President Woodrow Wilson authorized the “Citation Star” during World War I as an Army decoration on July 9, 1918. The Citation Star was a small silver star that could be worn on the ribbon of any Army campaign decoration.
It was later replaced by the Silver Star Medal in 1932, with the citation star placed within a larger bronze star, which represents military service. The laurel wreath encircling the center signifies achievement.
The ribbon’s red, white, and blue colors are based on the American flag. It’s awarded by all branches of the U.S. military and can be accompanied by the Bronze Oak Leaf Clusters, Silver Oak Leaf Clusters, Gold Star in lieu of additional Navy/USMC awards, and Silver Star in lieu of a sixth Navy/USMC award.
The V Device
The Department of Defense’s ‘top three’ valor awards are the only awards that must be awarded for combat. The rest of the medals a soldier wears on their chest are for ’meritorious service’ in the military. But many can be awarded for combat action. In that case, they come with a “V” device attached.
Here are the awards authorized for the V-Device:
- Distinguished Service Medals
- Bronze Star Medal
- Army Soldier’s Medal, Navy and Marine Corps Medal, Airman’s Medal, and the Coast Guard Medal
- The Army, Navy and Marine Corps, Coast Guard, Air Force, and Joint Service Commendation Medals
There is no specific tally for the number of valor awards given out, but a 2007 article by Government Executive magazine reported that in the first six years of the War On Terror, the Air Force, Navy, and Marine Corps combined issued 1,765 Bronze Stars with V devices and approximately 5,257 without. For the Army, the figures were 1,698 Bronze Stars with V and more than 50,000 without.
Gary Wetzel, a Medal of Honor recipient, told Romesha something he’d never forget: “War is not glorifying. It’s horrifying.” It’s a saying that has stuck with him for years. Romesha doubled down on valor awards not being a reward or a ‘win.’
“Valorous awards. You can’t truly sit there and say you won everything because you’ve lost so much,” Romesha said. “So, you can’t sit there and say you won anything, you can just say you’ve received acknowledgment for your contribution to do your best.”
The Purple Heart
The Purple Heart holds a unique spot in the military award hierarchy.
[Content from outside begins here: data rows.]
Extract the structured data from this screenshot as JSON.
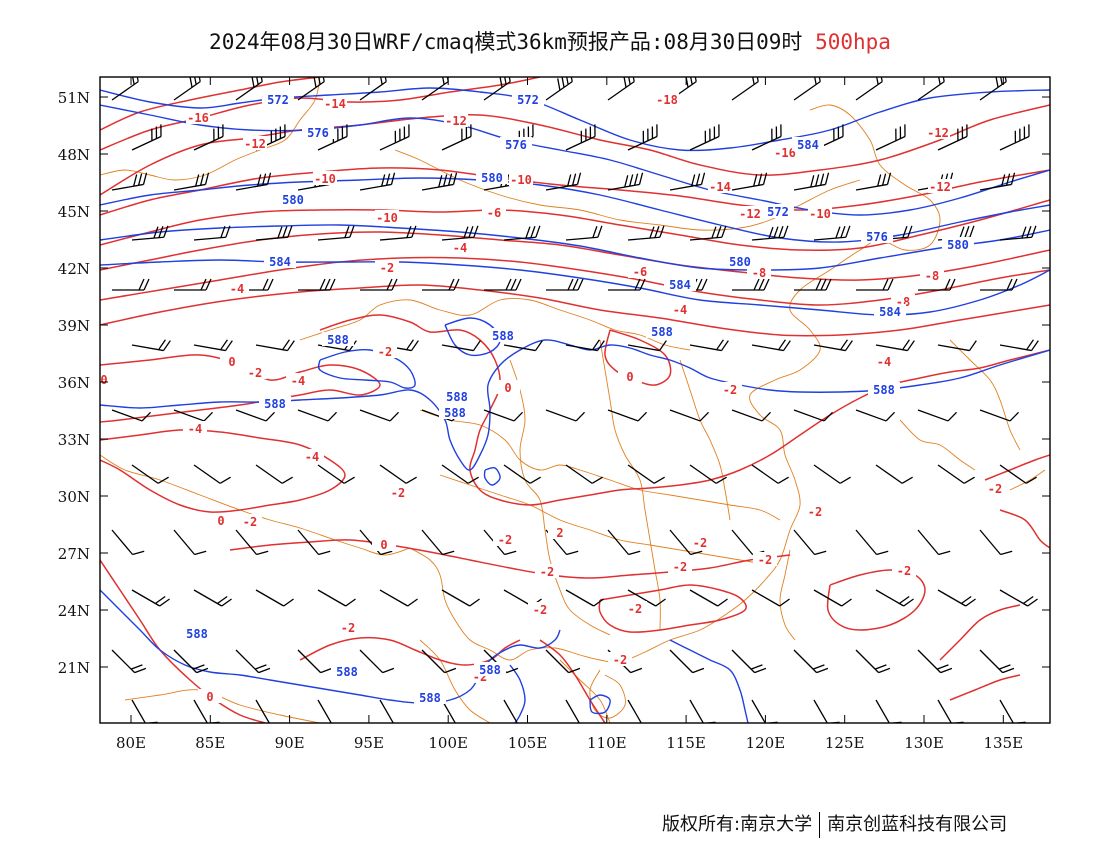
{
  "title": {
    "main": "2024年08月30日WRF/cmaq模式36km预报产品:08月30日09时",
    "level": "500hpa"
  },
  "footer": {
    "left": "版权所有:南京大学",
    "right": "南京创蓝科技有限公司"
  },
  "colors": {
    "height": "#2040e0",
    "temperature": "#e03030",
    "boundary": "#e08020",
    "barb": "#000000"
  },
  "axes": {
    "lat_labels": [
      "51N",
      "48N",
      "45N",
      "42N",
      "39N",
      "36N",
      "33N",
      "30N",
      "27N",
      "24N",
      "21N"
    ],
    "lon_labels": [
      "80E",
      "85E",
      "90E",
      "95E",
      "100E",
      "105E",
      "110E",
      "115E",
      "120E",
      "125E",
      "130E",
      "135E"
    ]
  },
  "height_labels": [
    "572",
    "572",
    "576",
    "576",
    "580",
    "580",
    "584",
    "584",
    "572",
    "580",
    "584",
    "584",
    "576",
    "580",
    "588",
    "588",
    "588",
    "588",
    "588",
    "588",
    "588",
    "588",
    "588",
    "588",
    "588"
  ],
  "temperature_labels": [
    "-16",
    "-14",
    "-12",
    "-12",
    "-10",
    "-10",
    "-18",
    "-16",
    "-14",
    "-12",
    "-12",
    "-10",
    "-12",
    "-10",
    "-6",
    "-8",
    "-4",
    "-2",
    "-4",
    "-4",
    "-8",
    "-8",
    "-6",
    "-4",
    "-2",
    "0",
    "0",
    "0",
    "-2",
    "-4",
    "-4",
    "0",
    "-2",
    "-4",
    "-2",
    "0",
    "-2",
    "2",
    "0",
    "-2",
    "-2",
    "-2",
    "-2",
    "-2",
    "-2",
    "-2",
    "-2",
    "0",
    "-2",
    "-2",
    "-2",
    "-2",
    "-2"
  ]
}
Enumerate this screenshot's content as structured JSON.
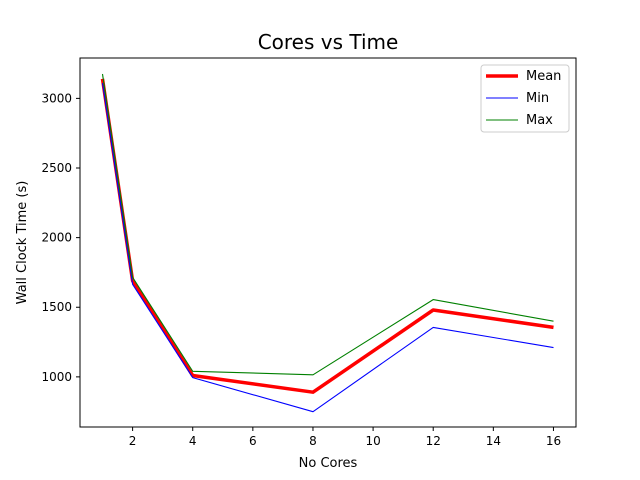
{
  "chart_data": {
    "type": "line",
    "title": "Cores vs Time",
    "xlabel": "No Cores",
    "ylabel": "Wall Clock Time (s)",
    "x": [
      1,
      2,
      4,
      8,
      12,
      16
    ],
    "series": [
      {
        "name": "Mean",
        "values": [
          3140,
          1690,
          1010,
          890,
          1480,
          1355
        ],
        "color": "#ff0000"
      },
      {
        "name": "Min",
        "values": [
          3110,
          1665,
          995,
          750,
          1355,
          1210
        ],
        "color": "#0000ff"
      },
      {
        "name": "Max",
        "values": [
          3175,
          1715,
          1040,
          1015,
          1555,
          1400
        ],
        "color": "#008000"
      }
    ],
    "xlim": [
      0.25,
      16.75
    ],
    "ylim": [
      640,
      3290
    ],
    "xticks": [
      2,
      4,
      6,
      8,
      10,
      12,
      14,
      16
    ],
    "yticks": [
      1000,
      1500,
      2000,
      2500,
      3000
    ],
    "grid": false,
    "legend_position": "top-right"
  }
}
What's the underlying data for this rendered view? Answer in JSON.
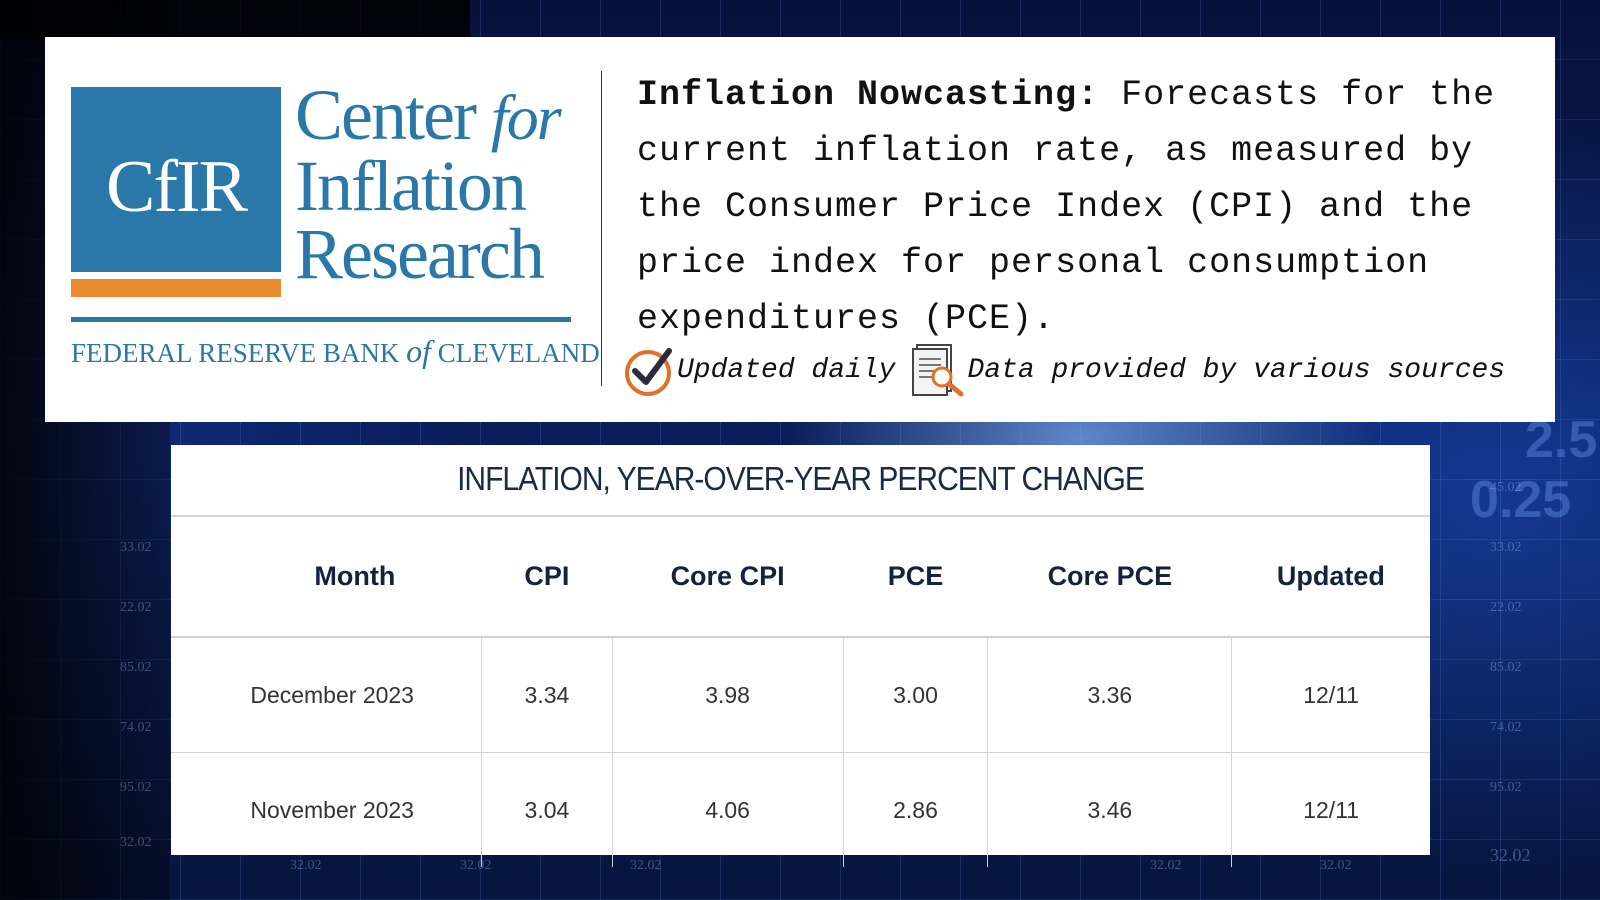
{
  "colors": {
    "brand_blue": "#2a77aa",
    "brand_orange": "#e98a2e",
    "table_header_text": "#15223f"
  },
  "logo": {
    "monogram": "CfIR",
    "line1": "Center",
    "line1_italic": "for",
    "line2": "Inflation",
    "line3": "Research",
    "bank_prefix": "FEDERAL RESERVE BANK",
    "bank_italic": "of",
    "bank_suffix": "CLEVELAND"
  },
  "description": {
    "heading": "Inflation Nowcasting:",
    "body": "Forecasts for the current inflation rate, as measured by the Consumer Price Index (CPI) and the price index for personal consumption expenditures (PCE)."
  },
  "meta": {
    "update_icon": "check-circle-icon",
    "update_text": "Updated daily",
    "source_icon": "document-search-icon",
    "source_text": "Data provided by various sources"
  },
  "table": {
    "title": "INFLATION, YEAR-OVER-YEAR PERCENT CHANGE",
    "columns": [
      "Month",
      "CPI",
      "Core CPI",
      "PCE",
      "Core PCE",
      "Updated"
    ],
    "rows": [
      [
        "December 2023",
        "3.34",
        "3.98",
        "3.00",
        "3.36",
        "12/11"
      ],
      [
        "November 2023",
        "3.04",
        "4.06",
        "2.86",
        "3.46",
        "12/11"
      ]
    ]
  }
}
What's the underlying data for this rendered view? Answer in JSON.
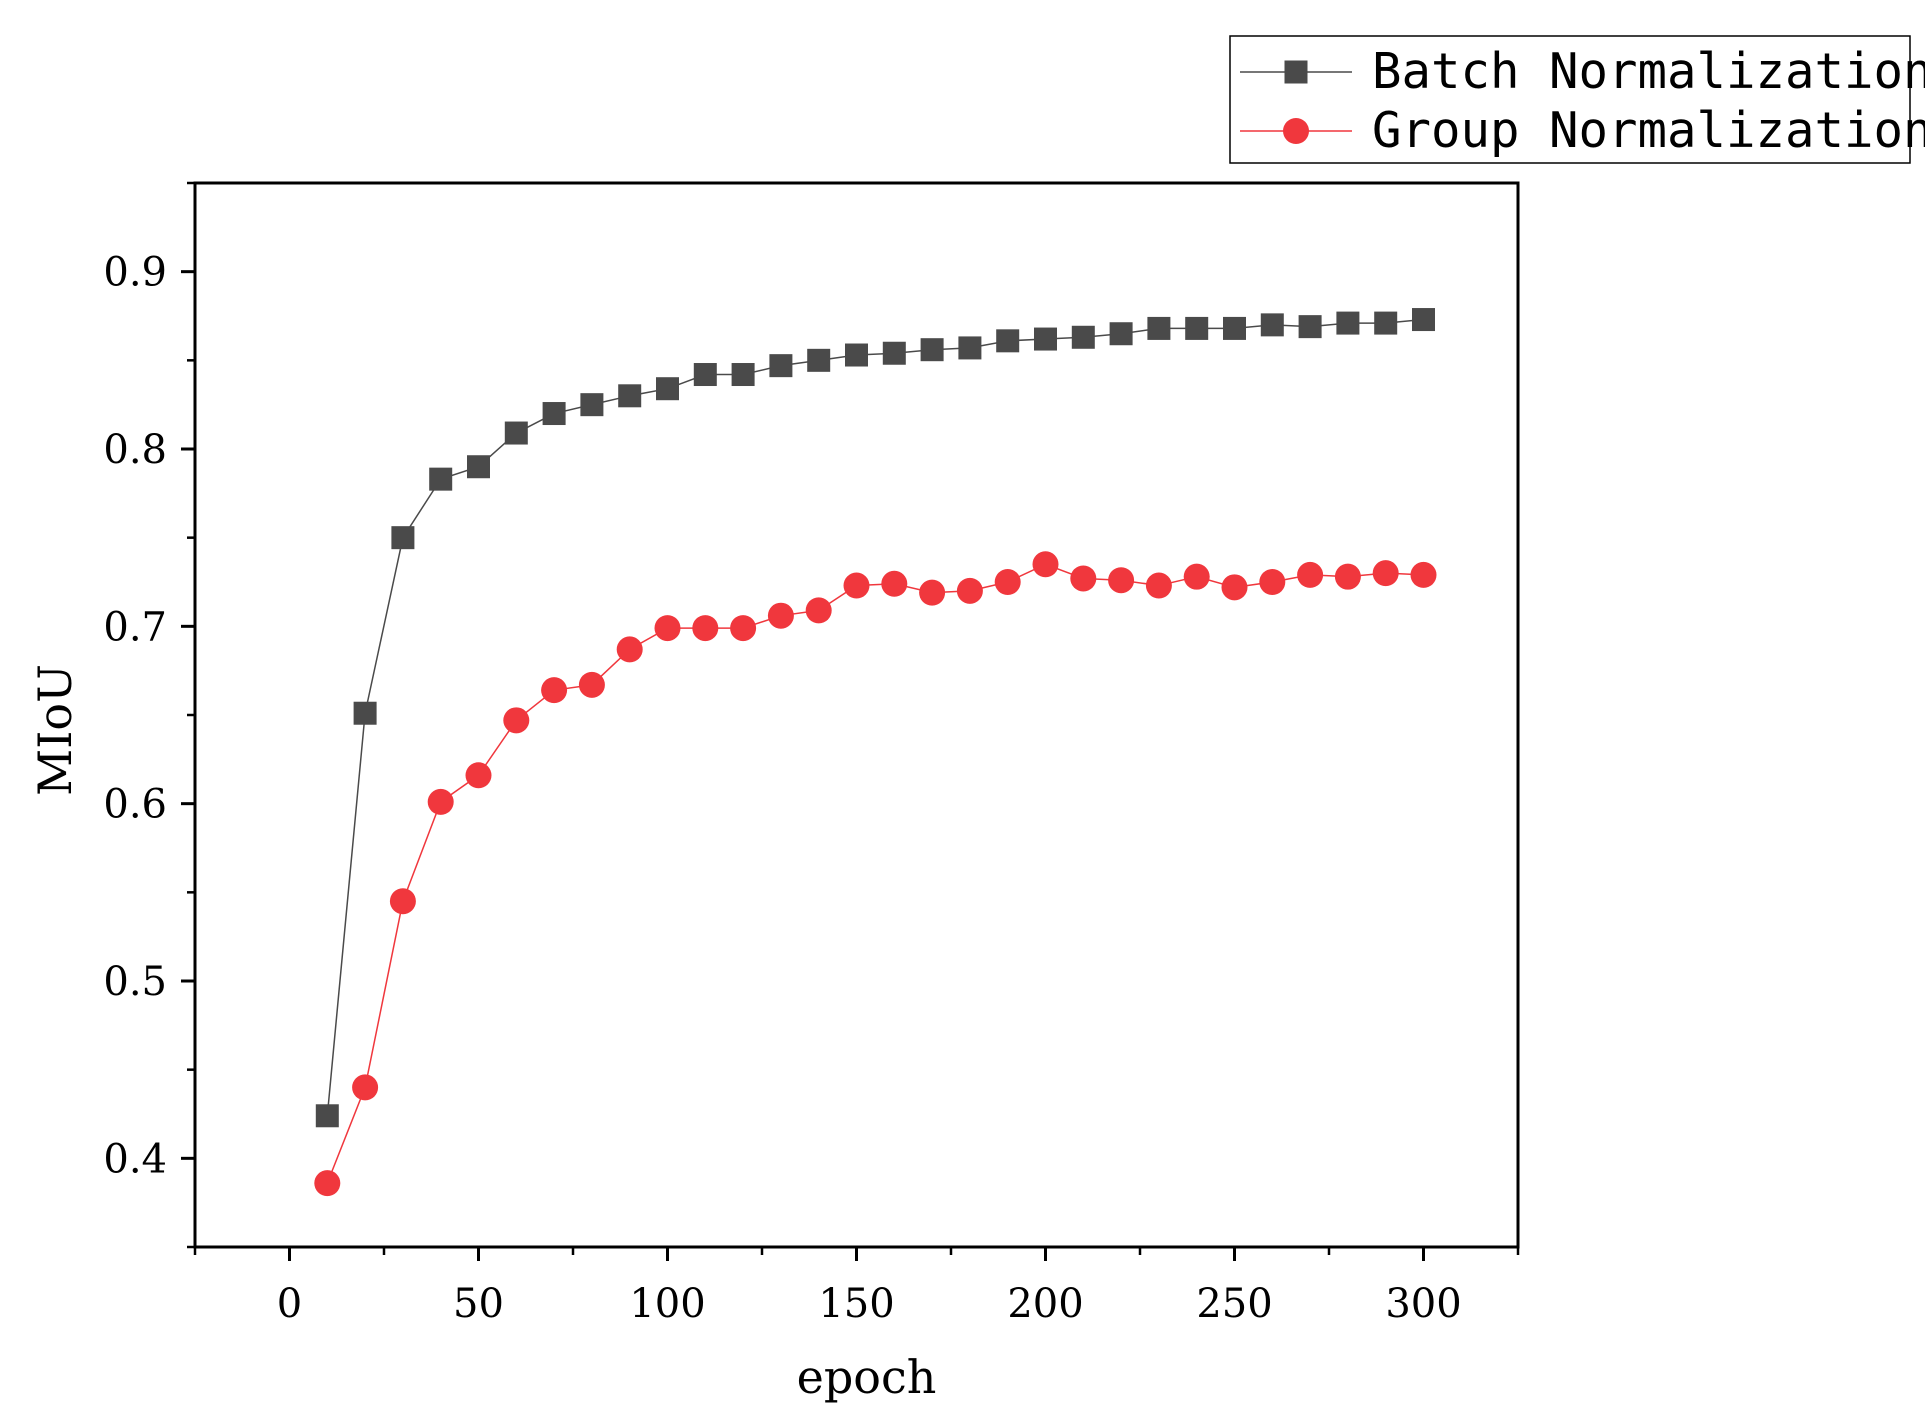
{
  "chart_data": {
    "type": "line",
    "title": "",
    "xlabel": "epoch",
    "ylabel": "MIoU",
    "xlim": [
      -25,
      325
    ],
    "ylim": [
      0.35,
      0.95
    ],
    "xticks": [
      0,
      50,
      100,
      150,
      200,
      250,
      300
    ],
    "xtick_labels": [
      "0",
      "50",
      "100",
      "150",
      "200",
      "250",
      "300"
    ],
    "yticks": [
      0.4,
      0.5,
      0.6,
      0.7,
      0.8,
      0.9
    ],
    "ytick_labels": [
      "0.4",
      "0.5",
      "0.6",
      "0.7",
      "0.8",
      "0.9"
    ],
    "grid": false,
    "legend_position": "top-right-outside",
    "x": [
      10,
      20,
      30,
      40,
      50,
      60,
      70,
      80,
      90,
      100,
      110,
      120,
      130,
      140,
      150,
      160,
      170,
      180,
      190,
      200,
      210,
      220,
      230,
      240,
      250,
      260,
      270,
      280,
      290,
      300
    ],
    "series": [
      {
        "name": "Batch Normalization",
        "marker": "square",
        "color": "#4a4a4a",
        "values": [
          0.424,
          0.651,
          0.75,
          0.783,
          0.79,
          0.809,
          0.82,
          0.825,
          0.83,
          0.834,
          0.842,
          0.842,
          0.847,
          0.85,
          0.853,
          0.854,
          0.856,
          0.857,
          0.861,
          0.862,
          0.863,
          0.865,
          0.868,
          0.868,
          0.868,
          0.87,
          0.869,
          0.871,
          0.871,
          0.873
        ]
      },
      {
        "name": "Group Normalization",
        "marker": "circle",
        "color": "#f0373d",
        "values": [
          0.386,
          0.44,
          0.545,
          0.601,
          0.616,
          0.647,
          0.664,
          0.667,
          0.687,
          0.699,
          0.699,
          0.699,
          0.706,
          0.709,
          0.723,
          0.724,
          0.719,
          0.72,
          0.725,
          0.735,
          0.727,
          0.726,
          0.723,
          0.728,
          0.722,
          0.725,
          0.729,
          0.728,
          0.73,
          0.729
        ]
      }
    ]
  }
}
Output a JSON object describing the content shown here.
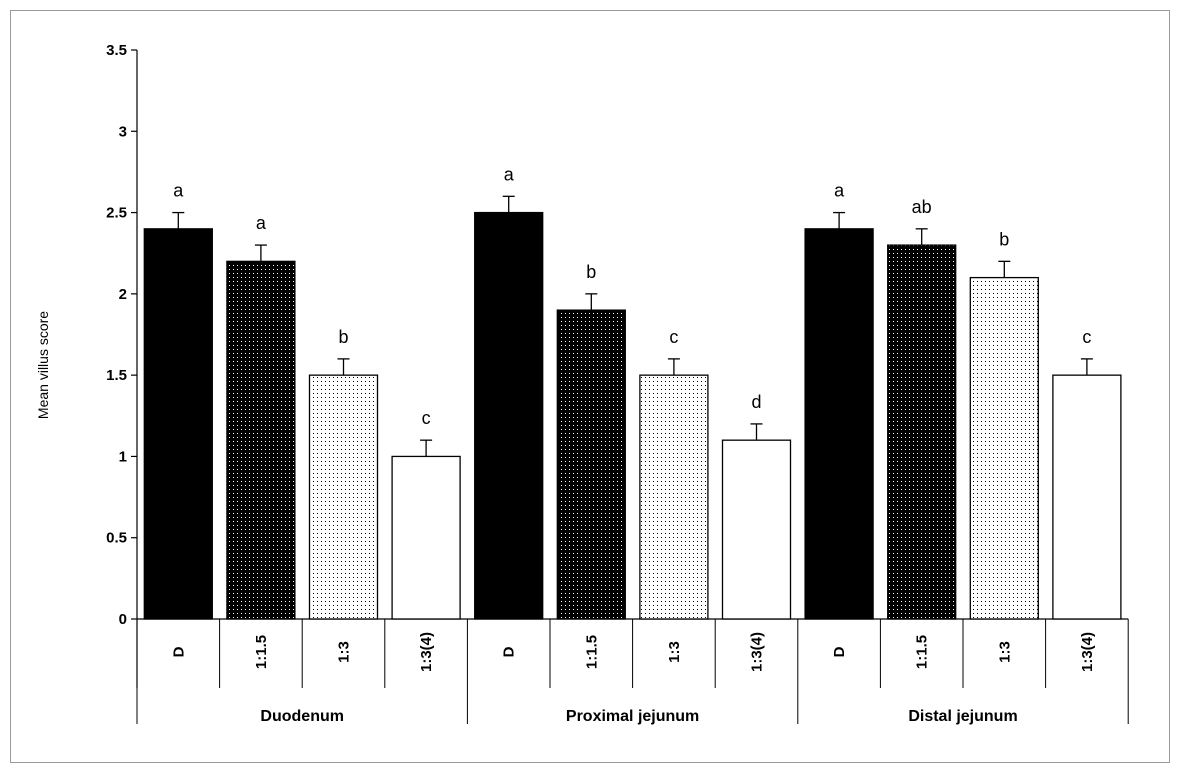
{
  "chart_data": {
    "type": "bar",
    "title": "",
    "ylabel": "Mean villus score",
    "ylim": [
      0,
      3.5
    ],
    "yticks": [
      "0",
      "0.5",
      "1",
      "1.5",
      "2",
      "2.5",
      "3",
      "3.5"
    ],
    "categories": [
      "D",
      "1:1.5",
      "1:3",
      "1:3(4)"
    ],
    "fills": [
      "solid-black",
      "dense-dots",
      "sparse-dots",
      "white"
    ],
    "groups": [
      {
        "name": "Duodenum",
        "values": [
          2.4,
          2.2,
          1.5,
          1.0
        ],
        "errors": [
          0.1,
          0.1,
          0.1,
          0.1
        ],
        "letters": [
          "a",
          "a",
          "b",
          "c"
        ]
      },
      {
        "name": "Proximal jejunum",
        "values": [
          2.5,
          1.9,
          1.5,
          1.1
        ],
        "errors": [
          0.1,
          0.1,
          0.1,
          0.1
        ],
        "letters": [
          "a",
          "b",
          "c",
          "d"
        ]
      },
      {
        "name": "Distal jejunum",
        "values": [
          2.4,
          2.3,
          2.1,
          1.5
        ],
        "errors": [
          0.1,
          0.1,
          0.1,
          0.1
        ],
        "letters": [
          "a",
          "ab",
          "b",
          "c"
        ]
      }
    ]
  }
}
It is for any military member who is wounded or killed in combat, including incidents of friendly fire.
Notably, Purple Hearts were not traditionally given for injuries that manifest over time, like traumatic brain injuries suffered in large blasts or from repeated concussions, but that approach to awarding the medal is changing. In 2020, 29 Purple Hearts were retroactively awarded to service members who suffered TBIs from a ballistic missile attack in Syria.
The award traces its roots to the American Revolution, when two Continental Army soldiers, William Brown and Elijah Churchill, were the first to receive the Badge of Military Merit, the predecessor of the Purple Heart. Over 1 million Purple Hearts were awarded in World War II.
Every Purple Heart medal pinned on a soldier in the last 80 years was originally intended for a soldier who never had to receive it. As World War II came to a close, U.S. planners began minting purple heart medals in anticipation of an invasion of mainland Japan. So many casualties were expected that the eventually-unneeded surplus remain in U.S. stocks today.
The Purple Heart ranks above the service-specific commendation medals, including the Joint Service Commendation Medal, but is one rank lower than the Bronze Star. Close to 2 million Purple Hearts have been awarded since it was authorized in 1932.